The price of gold is still soaring and has risen beyond its four-day high of $2,023, but the upside appears to be constrained by ongoing concerns about the Federal Reserve raising interest rates in the long run due to uncooperative inflation statistics. The US core inflation data is nearly twice as high as the mandated rate of 2%, which dampens expectations that the Fed would lower rates before June.
Interest rates are expected to stay in the range of 5.25%–5.50% until the monetary policy meeting in May, according to traders. The likelihood of a 25 basis point (bps) rate drop is 53% for the June meeting.

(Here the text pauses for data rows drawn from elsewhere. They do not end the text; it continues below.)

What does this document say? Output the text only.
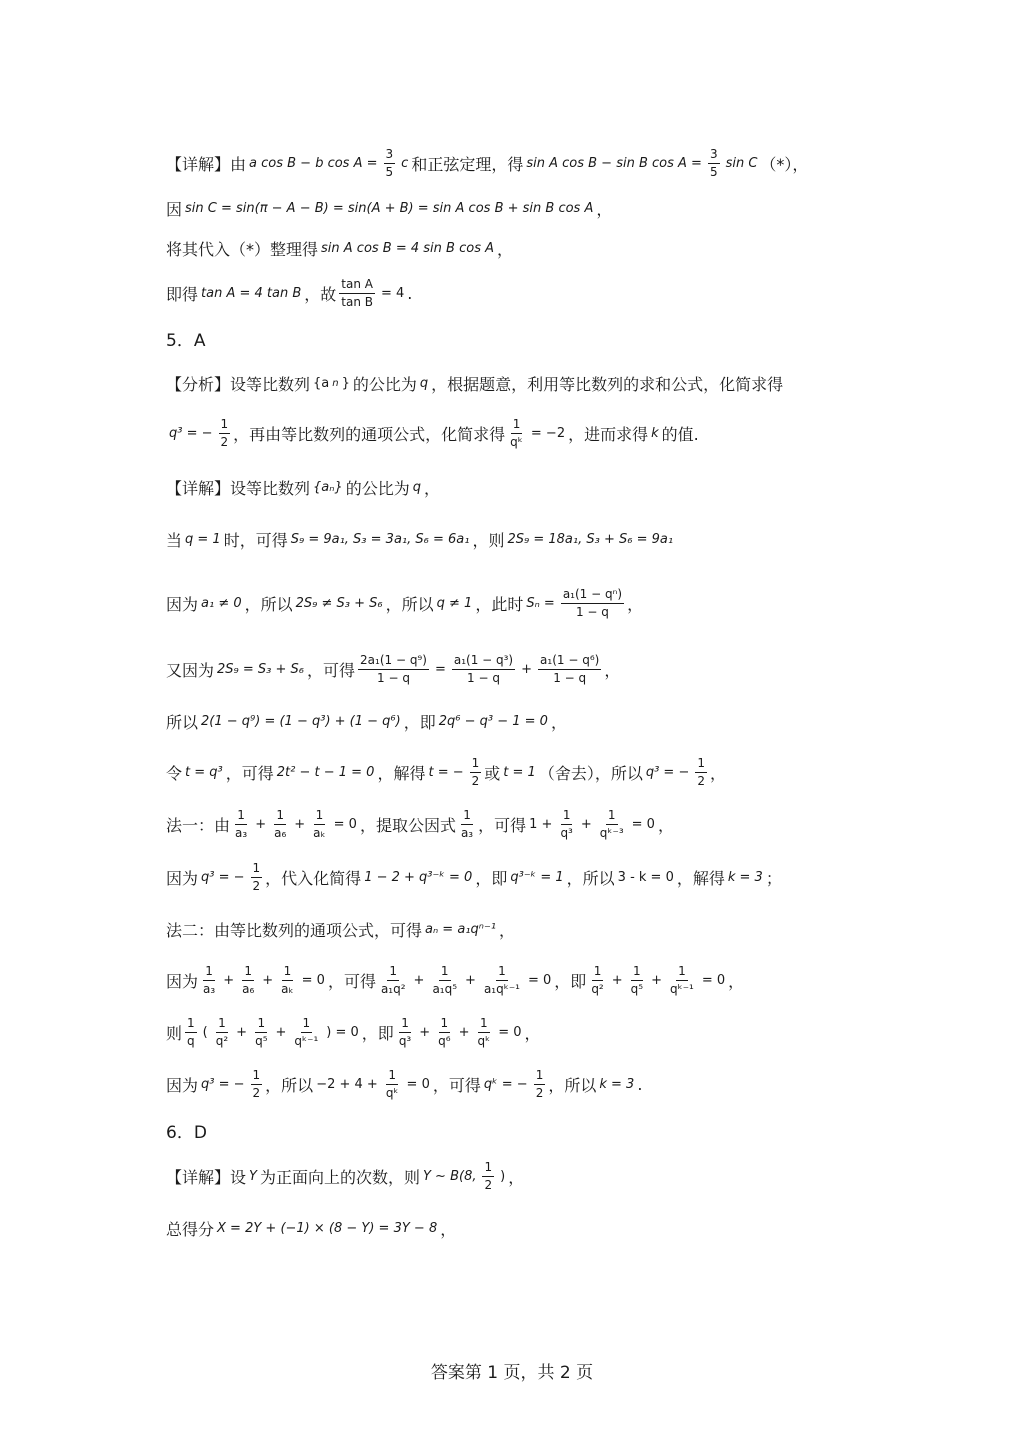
【详解】由 a cos B − b $\cos A = \frac{3}{5}$ c 和正弦定理，得 sin A cos B − sin B $\cos A = \frac{3}{5}$ sin C （*），
因 sin C = sin(π − A − B) = sin(A + B) = sin A cos B + sin B cos A ，
将其代入（*）整理得 sin A cos B = 4 sin B cos A ，
即得 tan A = 4 tan B ，故 $\frac{\text{tan A}}{\text{tan B}} = 4$ .
5．A
【分析】设等比数列 {a n } 的公比为 q ，根据题意，利用等比数列的求和公式，化简求得
q³ = − $\frac{1}{2}$ ，再由等比数列的通项公式，化简求得 $\frac{1}{\text{qᵏ}} = -2$ ，进而求得 k 的值.
【详解】设等比数列 {aₙ} 的公比为 q ，
当 q = 1 时，可得 S₉ = 9a₁, S₃ = 3a₁, S₆ = 6a₁ ，则 2S₉ = 18a₁, S₃ + S₆ = 9a₁
因为 a₁ ≠ 0 ，所以 2S₉ ≠ S₃ + S₆ ，所以 q ≠ 1 ，此时 $S_n = \frac{\text{a₁(1 − qⁿ)}}{1 - q}$ ，
又因为 2S₉ = S₃ + S₆ ，可得 $\frac{\text{2a₁(1 − q⁹)}}{1 - q} = \frac{\text{a₁(1 − q³)}}{1 - q} + \frac{\text{a₁(1 − q⁶)}}{1 - q}$ ，
所以 2(1 − q⁹) = (1 − q³) + (1 − q⁶) ，即 2q⁶ − q³ − 1 = 0 ，
令 t = q³ ，可得 2t² − t − 1 = 0 ，解得 t = − $\frac{1}{2}$ 或 t = 1 （舍去），所以 q³ = − $\frac{1}{2}$ ，
法一：由 $\frac{1}{\text{a₃}} + \frac{1}{\text{a₆}} + \frac{1}{\text{aₖ}} = 0$ ，提取公因式 $\frac{1}{\text{a₃}}$ ，可得 $1 + \frac{1}{\text{q³}} + \frac{1}{\text{qᵏ⁻³}} = 0$ ，
因为 q³ = − $\frac{1}{2}$ ，代入化简得 1 − 2 + q³⁻ᵏ = 0 ，即 q³⁻ᵏ = 1 ，所以 3 - k = 0 ，解得 k = 3 ；
法二：由等比数列的通项公式，可得 aₙ = a₁qⁿ⁻¹ ，
因为 $\frac{1}{\text{a₃}} + \frac{1}{\text{a₆}} + \frac{1}{\text{aₖ}} = 0$ ，可得 $\frac{1}{\text{a₁q²}} + \frac{1}{\text{a₁q⁵}} + \frac{1}{\text{a₁qᵏ⁻¹}} = 0$ ，即 $\frac{1}{\text{q²}} + \frac{1}{\text{q⁵}} + \frac{1}{\text{qᵏ⁻¹}} = 0$ ，
则 $\frac{1}{q}$ ( $\frac{1}{\text{q²}} + \frac{1}{\text{q⁵}} + \frac{1}{\text{qᵏ⁻¹}}$ ) = 0 ，即 $\frac{1}{\text{q³}} + \frac{1}{\text{q⁶}} + \frac{1}{\text{qᵏ}} = 0$ ，
因为 q³ = − $\frac{1}{2}$ ，所以 $-2 + 4 + \frac{1}{\text{qᵏ}} = 0$ ，可得 qᵏ = − $\frac{1}{2}$ ，所以 k = 3 .
6．D
【详解】设 Y 为正面向上的次数，则 Y ~ B(8, $\frac{1}{2}$ ) ，
总得分 X = 2Y + (−1) × (8 − Y) = 3Y − 8 ，
答案第 1 页，共 2 页
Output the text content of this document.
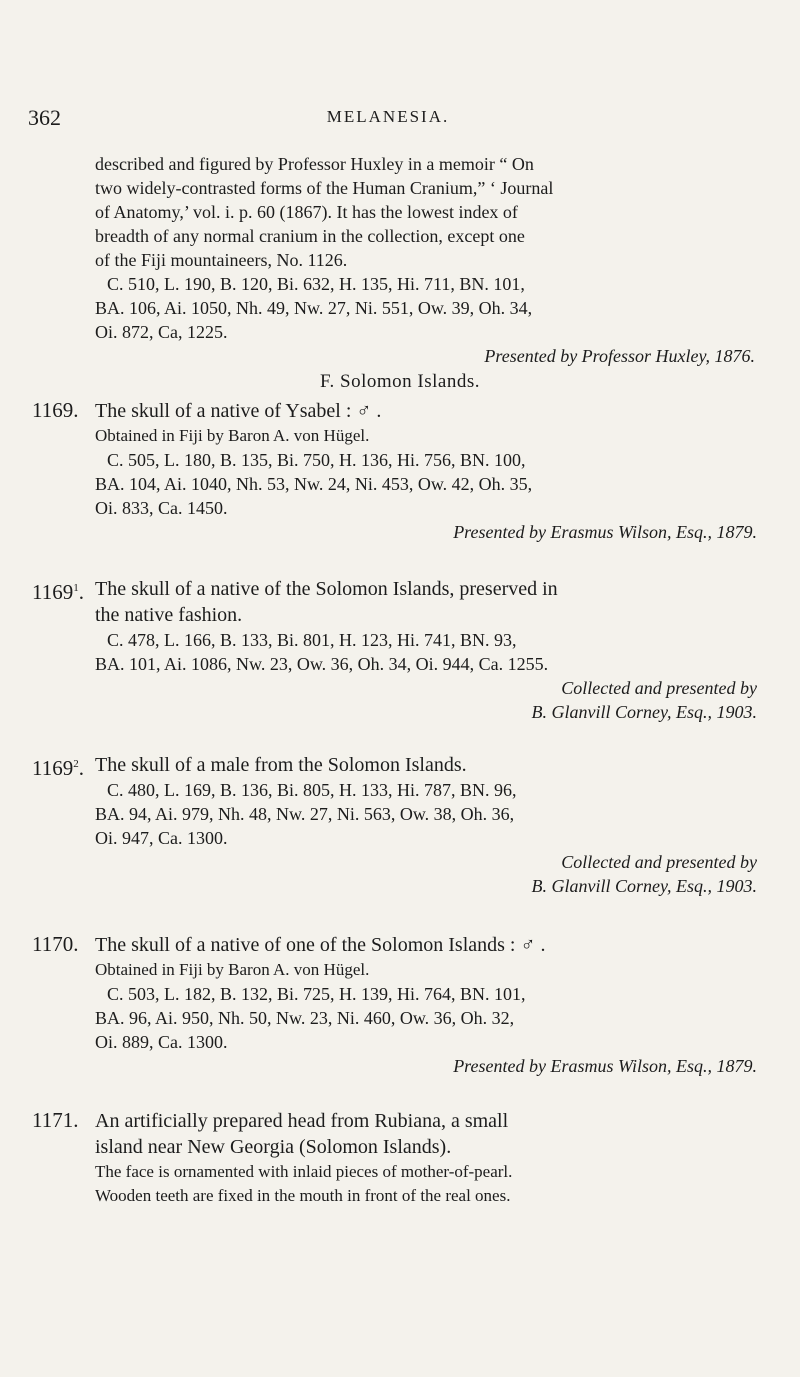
362	MELANESIA.
described and figured by Professor Huxley in a memoir “ On
two widely-contrasted forms of the Human Cranium,” ‘ Journal
of Anatomy,’ vol. i. p. 60 (1867). It has the lowest index of
breadth of any normal cranium in the collection, except one
of the Fiji mountaineers, No. 1126.
C. 510, L. 190, B. 120, Bi. 632, H. 135, Hi. 711, BN. 101,
BA. 106, Ai. 1050, Nh. 49, Nw. 27, Ni. 551, Ow. 39, Oh. 34,
Oi. 872, Ca, 1225.
Presented by Professor Huxley, 1876.
F. Solomon Islands.
1169. The skull of a native of Ysabel : ♂ .
Obtained in Fiji by Baron A. von Hügel.
C. 505, L. 180, B. 135, Bi. 750, H. 136, Hi. 756, BN. 100,
BA. 104, Ai. 1040, Nh. 53, Nw. 24, Ni. 453, Ow. 42, Oh. 35,
Oi. 833, Ca. 1450.
Presented by Erasmus Wilson, Esq., 1879.
1169$^1$. The skull of a native of the Solomon Islands, preserved in
the native fashion.
C. 478, L. 166, B. 133, Bi. 801, H. 123, Hi. 741, BN. 93,
BA. 101, Ai. 1086, Nw. 23, Ow. 36, Oh. 34, Oi. 944, Ca. 1255.
Collected and presented by
B. Glanvill Corney, Esq., 1903.
1169$^2$. The skull of a male from the Solomon Islands.
C. 480, L. 169, B. 136, Bi. 805, H. 133, Hi. 787, BN. 96,
BA. 94, Ai. 979, Nh. 48, Nw. 27, Ni. 563, Ow. 38, Oh. 36,
Oi. 947, Ca. 1300.
Collected and presented by
B. Glanvill Corney, Esq., 1903.
1170. The skull of a native of one of the Solomon Islands : ♂ .
Obtained in Fiji by Baron A. von Hügel.
C. 503, L. 182, B. 132, Bi. 725, H. 139, Hi. 764, BN. 101,
BA. 96, Ai. 950, Nh. 50, Nw. 23, Ni. 460, Ow. 36, Oh. 32,
Oi. 889, Ca. 1300.
Presented by Erasmus Wilson, Esq., 1879.
1171. An artificially prepared head from Rubiana, a small
island near New Georgia (Solomon Islands).
The face is ornamented with inlaid pieces of mother-of-pearl.
Wooden teeth are fixed in the mouth in front of the real ones.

The longer-term trend in inflation is seen by Fed policymakers as falling, so it might be quite detrimental to focus too much on a single anomaly.
The US Dollar Index is confined in a tight range around 104.20 as investors await the FOMC minutes for the January policy meeting, which will deeply explain the maintenance of interest rates at their current level for the fourth time in a row. In the monetary policy statement, Fed Chair Jerome Powell said a continuation of good data is required to reduce borrowing rates, easing price pressures.
Gold price continues its winning spell for the fourth straight trading session, attempting to deliver a decisive break above the 20 and 50-day Exponential Moving Averages (EMAs), which trade around $2,020. The primary trend in the gold price indicates indecisiveness among market participants due to a Symmetrical Triangle formation on a daily time frame.